La Chine a un point de vue différent : un Etat puissant est nécessaire pour faire avancer le pays, et la surveillance est presque une extension logique de ce que l’Etat est supposé faire : assurer la sécurité. » Néanmoins, une enquête du Beijing’s Nandu Personal Information Protection Research Center a montré que si les Chinois approuvaient globalement l’usage de la reconnaissance faciale à des fins sécuritaires, ils sont inquiets des potentielles violations de leur vie privée. Ainsi, l’installation d’un dispositif de reconnaissance faciale à l’université de pharmacie de Nanjing en septembre 2018 a provoqué une vague de critiques sur Internet. Ce système est censé contrôler la présence des élèves, mais aussi repérer les étudiants assoupis, occupés à jouer sur leur portable ou à discuter pendant un cours… Un autre projet, finalement annulé, a suscité une vive opposition : il s’agissait de filmer les expressions faciales des écoliers pour évaluer leur motivation, et déterminer les potentiels moins performants ! Mais ces timides oppositions font face au rouleau compresseur de l’Etat chinois, dont la stratégie de contrôle social a connu un coup d’accélération ces derniers mois avec la crise du Covid-19. En effet, grâce à la reconnaissance faciale, le gouvernement a pu traquer les personnes ayant séjourné à Wuhan avant la mise en quarantaine de la ville, et qui ne se confinaient pas : la police s’est rendue à leur domicile pour leur redire l’obligation de rester chez eux.
En Afrique, les Chinois aux commandes
Fortes de ce marché intérieur qui s’étend quasiment sans limite, les entreprises chinoises sont leaders sur le marché international de la reconnaissance faciale.

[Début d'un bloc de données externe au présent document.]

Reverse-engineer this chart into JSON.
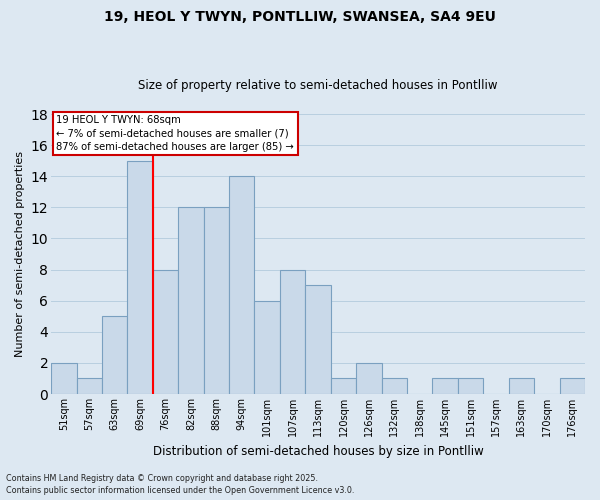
{
  "title": "19, HEOL Y TWYN, PONTLLIW, SWANSEA, SA4 9EU",
  "subtitle": "Size of property relative to semi-detached houses in Pontlliw",
  "xlabel": "Distribution of semi-detached houses by size in Pontlliw",
  "ylabel": "Number of semi-detached properties",
  "bar_labels": [
    "51sqm",
    "57sqm",
    "63sqm",
    "69sqm",
    "76sqm",
    "82sqm",
    "88sqm",
    "94sqm",
    "101sqm",
    "107sqm",
    "113sqm",
    "120sqm",
    "126sqm",
    "132sqm",
    "138sqm",
    "145sqm",
    "151sqm",
    "157sqm",
    "163sqm",
    "170sqm",
    "176sqm"
  ],
  "bar_values": [
    2,
    1,
    5,
    15,
    8,
    12,
    12,
    14,
    6,
    8,
    7,
    1,
    2,
    1,
    0,
    1,
    1,
    0,
    1,
    0,
    1
  ],
  "bar_color": "#c9d9e9",
  "bar_edge_color": "#7aa0c0",
  "grid_color": "#b8cfe0",
  "bg_color": "#dde8f2",
  "vline_x": 3.5,
  "vline_color": "red",
  "annotation_text_line1": "19 HEOL Y TWYN: 68sqm",
  "annotation_text_line2": "← 7% of semi-detached houses are smaller (7)",
  "annotation_text_line3": "87% of semi-detached houses are larger (85) →",
  "annotation_box_color": "white",
  "annotation_box_edge_color": "#cc0000",
  "ylim": [
    0,
    18
  ],
  "yticks": [
    0,
    2,
    4,
    6,
    8,
    10,
    12,
    14,
    16,
    18
  ],
  "title_fontsize": 10,
  "subtitle_fontsize": 8.5,
  "xlabel_fontsize": 8.5,
  "ylabel_fontsize": 8,
  "tick_fontsize": 7,
  "footer_line1": "Contains HM Land Registry data © Crown copyright and database right 2025.",
  "footer_line2": "Contains public sector information licensed under the Open Government Licence v3.0."
}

Selon ISH Markit, elles ont concentré près de la moitié des échanges en 2018, et une étude du think tank américain Carnegie montre qu’elles approvisionnent 63 pays en technologies de surveillance… Huawei, Hikvision, Dahua et ZTE sont les championnes nationales et fournissent des pays comme la Birmanie ou la Kazakhstan, avec moins de scrupules que leurs compétiteurs occidentaux. Mais la Chine ne veut pas s’arrêter là et fait pression pour dessiner les standards de l’ONU – en cours de définition – en termes de reconnaissance faciale, comme l’a révélé le Financial Times l’année dernière. L’enjeu est stratégique car ces standards sont généralement adoptés ensuite par les pays en voie de développement en Afrique, au Moyen-Orient et en Asie. « Les Etats africains ont tendance à suivre les standards avancés par la Chine et les Nations unies, car ils n’ont pas les ressources pour les développer eux-mêmes », explique au Financial Times Richard Wingfield, responsable de Global Partners Digital, qui travaille pour les droits de l’homme sur Internet. Déjà, le marché africain est pris d’assaut par la Chine : 15 000 caméras de vidéo-surveillance en 2019 à Johannesburg, dotées de dispositifs de reconnaissance faciale et fournies notamment par la société chinoise Hikvision ; des milliers de caméras Huawei, également dotées de reconnaissance faciale, en Ouganda… Le marché africain intéresse d’autant plus la Chine que ses entreprises cherchent à améliorer leurs logiciels, peu fiables sur les visages noirs en raison du manque de données. Un accord a ainsi été conclu entre l’entreprise chinoise CloudWalk et le gouvernement du Zimbabwe prévoyant la fourniture par ce dernier de millions de visages africains pour améliorer les technologies chinoises.